A week before local elections in England, Blair's Labour Party -- once the image of hope and change following years of sleaze under the Conservatives -- appears to have lost its sparkle as reflected in recent opinion polls.
The latest blow came on Wednesday when Deputy Prime Minister John Prescott, 67, admitted to tabloid revelations that he had cheated on his wife by having a two-year affair with a civil servant 24 years his junior.
The shock admission, coupled with pages of revealing newspaper photographs, added to the problems plaguing Blair's administration after the Home Office revealed 24 hours earlier that it had failed to consider whether more than 1,000 foreign convicts should be deported at the end of their sentences.
Instead the criminals, who included murderers, rapists and child molesters, were set free in Britain.
Home Secretary Charles Clarke has apologised for the blunder and offered twice to resign, but Blair refused to accept his resignation, preferring instead for the minister to stay on and sort the mess out.
Health Secretary Patricia Hewitt also found herself in hot water. She was repeatedly booed and slow-handclapped during a televised address to the Royal College of Nursing because of anger over the government's health reforms.
The heckling eventually forced Hewitt, who has been repeatedly mocked this week for claiming the National Health Service has enjoyed its "best year ever", to cut short her speech.
Such public humiliation for three close Blair allies inspired columns of criticism in the British press.
"It is possible that Tony Blair has had worse days as prime minister. It is not immediately evident when they might have been," said The Times in an editorial.
"It has left the collective impression of a government that is out of touch in the first case, astonishingly incompetent in the second and morally unhinged in the third," the newspaper wrote.

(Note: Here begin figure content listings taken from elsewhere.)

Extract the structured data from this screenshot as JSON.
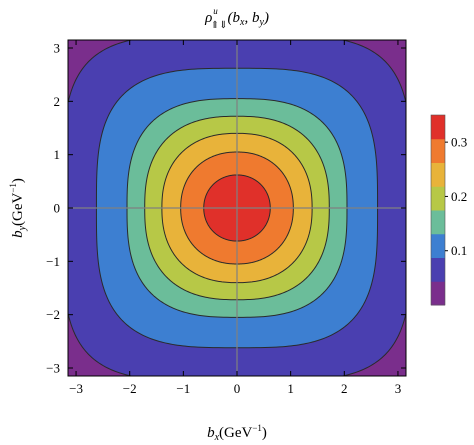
{
  "chart_data": {
    "type": "heatmap",
    "subtype": "filled-contour",
    "title": {
      "base": "ρ",
      "superscript": "u",
      "subscript": "⇑⇓",
      "args": [
        "(",
        "b",
        "x",
        ", ",
        "b",
        "y",
        ")"
      ]
    },
    "xlabel": {
      "var": "b",
      "sub": "x",
      "unit": "(GeV",
      "exp": "−1",
      "close": ")"
    },
    "ylabel": {
      "var": "b",
      "sub": "y",
      "unit": "(GeV",
      "exp": "−1",
      "close": ")"
    },
    "xlim": [
      -3.15,
      3.15
    ],
    "ylim": [
      -3.15,
      3.15
    ],
    "x_ticks": [
      -3,
      -2,
      -1,
      0,
      1,
      2,
      3
    ],
    "y_ticks": [
      -3,
      -2,
      -1,
      0,
      1,
      2,
      3
    ],
    "x_tick_labels": [
      "−3",
      "−2",
      "−1",
      "0",
      "1",
      "2",
      "3"
    ],
    "y_tick_labels": [
      "−3",
      "−2",
      "−1",
      "0",
      "1",
      "2",
      "3"
    ],
    "contour_levels": [
      0.02,
      0.05,
      0.1,
      0.15,
      0.2,
      0.25,
      0.3
    ],
    "level_colors": [
      "#7a2e8c",
      "#4a3fb0",
      "#3d7fd1",
      "#6bbd9a",
      "#b7c847",
      "#e8b33a",
      "#ef7a2f",
      "#e0302a"
    ],
    "contour_radii": [
      {
        "level": 0.02,
        "r": 3.25,
        "shape_exponent": 4.2
      },
      {
        "level": 0.05,
        "r": 2.62,
        "shape_exponent": 3.3
      },
      {
        "level": 0.1,
        "r": 2.05,
        "shape_exponent": 2.8
      },
      {
        "level": 0.15,
        "r": 1.72,
        "shape_exponent": 2.5
      },
      {
        "level": 0.2,
        "r": 1.4,
        "shape_exponent": 2.3
      },
      {
        "level": 0.25,
        "r": 1.05,
        "shape_exponent": 2.15
      },
      {
        "level": 0.3,
        "r": 0.62,
        "shape_exponent": 2.05
      }
    ],
    "center": [
      0,
      0
    ],
    "reference_lines": {
      "x": 0,
      "y": 0
    },
    "legend": {
      "placement": "right",
      "tick_values": [
        0.1,
        0.2,
        0.3
      ],
      "tick_labels": [
        "0.1",
        "0.2",
        "0.3"
      ],
      "range": [
        0,
        0.35
      ]
    }
  }
}
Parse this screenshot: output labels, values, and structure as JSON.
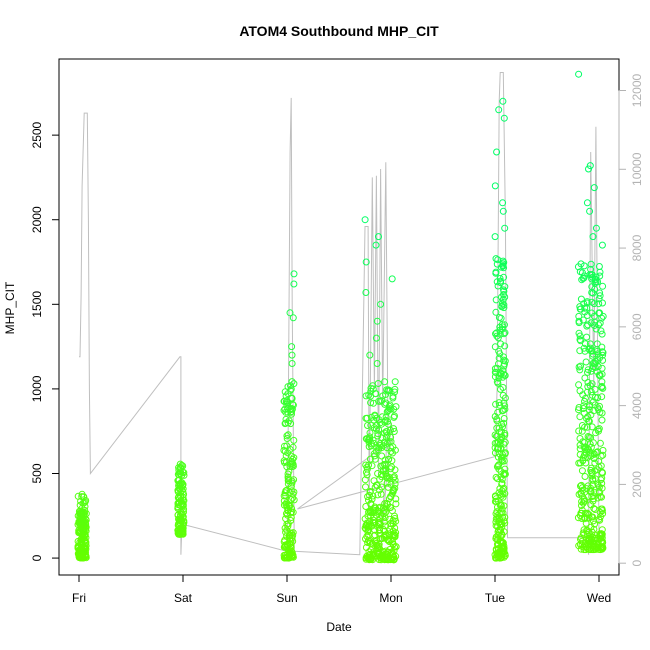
{
  "chart_data": {
    "type": "scatter",
    "title": "ATOM4 Southbound MHP_CIT",
    "xlabel": "Date",
    "ylabel": "MHP_CIT",
    "x_categories": [
      "Fri",
      "Sat",
      "Sun",
      "Mon",
      "Tue",
      "Wed"
    ],
    "ylim": [
      -100,
      2950
    ],
    "yticks": [
      0,
      500,
      1000,
      1500,
      2000,
      2500
    ],
    "y2lim": [
      -300,
      12800
    ],
    "y2ticks": [
      0,
      2000,
      4000,
      6000,
      8000,
      10000,
      12000
    ],
    "grid": false,
    "legend": "none",
    "colors": {
      "points_low": "#66ff00",
      "points_high": "#00ff66",
      "line": "#bfbfbf",
      "axis": "#000000",
      "right_axis": "#b3b3b3"
    },
    "scatter_groups": [
      {
        "day": "Fri",
        "x_center": 0.03,
        "x_spread": 0.04,
        "y_min": 0,
        "y_max": 380,
        "count": 160,
        "outliers": []
      },
      {
        "day": "Sat",
        "x_center": 0.98,
        "x_spread": 0.03,
        "y_min": 140,
        "y_max": 560,
        "count": 120,
        "outliers": []
      },
      {
        "day": "Sun",
        "x_center": 2.02,
        "x_spread": 0.05,
        "y_min": 0,
        "y_max": 1050,
        "count": 170,
        "outliers": [
          1680,
          1620,
          1450,
          1420,
          1250,
          1200,
          1150
        ]
      },
      {
        "day": "Mon",
        "x_center": 2.9,
        "x_spread": 0.15,
        "y_min": -10,
        "y_max": 1050,
        "count": 380,
        "outliers": [
          2000,
          1900,
          1850,
          1750,
          1650,
          1570,
          1500,
          1400,
          1300,
          1200,
          1150
        ]
      },
      {
        "day": "Tue",
        "x_center": 4.05,
        "x_spread": 0.05,
        "y_min": 0,
        "y_max": 1800,
        "count": 260,
        "outliers": [
          2700,
          2650,
          2600,
          2400,
          2200,
          2100,
          2050,
          1950,
          1900
        ]
      },
      {
        "day": "Wed",
        "x_center": 4.92,
        "x_spread": 0.12,
        "y_min": 50,
        "y_max": 1750,
        "count": 380,
        "outliers": [
          2860,
          2320,
          2300,
          2190,
          2100,
          2050,
          1950,
          1900,
          1850
        ]
      }
    ],
    "line_path": [
      [
        0.0,
        1190
      ],
      [
        0.01,
        1190
      ],
      [
        0.02,
        1550
      ],
      [
        0.03,
        2200
      ],
      [
        0.05,
        2630
      ],
      [
        0.08,
        2630
      ],
      [
        0.09,
        2000
      ],
      [
        0.1,
        1000
      ],
      [
        0.11,
        500
      ],
      [
        0.97,
        1190
      ],
      [
        0.98,
        1190
      ],
      [
        0.98,
        20
      ],
      [
        0.99,
        200
      ],
      [
        2.0,
        40
      ],
      [
        2.01,
        600
      ],
      [
        2.03,
        2400
      ],
      [
        2.04,
        2720
      ],
      [
        2.05,
        1500
      ],
      [
        2.07,
        40
      ],
      [
        2.7,
        20
      ],
      [
        2.75,
        1960
      ],
      [
        2.78,
        1960
      ],
      [
        2.79,
        300
      ],
      [
        2.82,
        2250
      ],
      [
        2.84,
        1000
      ],
      [
        2.86,
        2260
      ],
      [
        2.88,
        500
      ],
      [
        2.9,
        2300
      ],
      [
        2.92,
        900
      ],
      [
        2.95,
        2340
      ],
      [
        2.97,
        800
      ],
      [
        2.9,
        30
      ],
      [
        3.0,
        800
      ],
      [
        3.02,
        700
      ],
      [
        2.1,
        290
      ],
      [
        4.0,
        600
      ],
      [
        4.02,
        1000
      ],
      [
        4.04,
        2700
      ],
      [
        4.05,
        2870
      ],
      [
        4.08,
        2870
      ],
      [
        4.1,
        2000
      ],
      [
        4.12,
        120
      ],
      [
        4.88,
        120
      ],
      [
        4.9,
        20
      ],
      [
        4.92,
        2400
      ],
      [
        4.95,
        1000
      ],
      [
        4.97,
        2550
      ],
      [
        5.0,
        120
      ]
    ]
  }
}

The Daily Mail, a frequent critic of the government, devoted at least 14 pages to the furore.
"... presiding over this whole sleazy row is a lame duck prime minister who took Britain to war on the basis of repeated lies and who cannot carry legislation (through parliament) without the help of the Tories," it said.
"Out of ideas, drained of energy, lurching from one crisis to the next, New Labour has never looked more vulnerable."
Next week's local council elections, including all 32 boroughs in London, are being closely watched as a test of Blair's popularity a year after he led Labour to a third straight term in power.
If the party suffers big losses next Thursday, it could hasten the day that Blair decides on his pledge to stand down sometime during his third term to make way for his more popular finance minister Gordon Brown.
Picking up on a comment made by the prime minister this week about how to lead a healthier life, the Daily Telegraph noted that "he suggested that people improve their lives by getting off the bus one stop early. Mr Blair could do worse than take his own advice."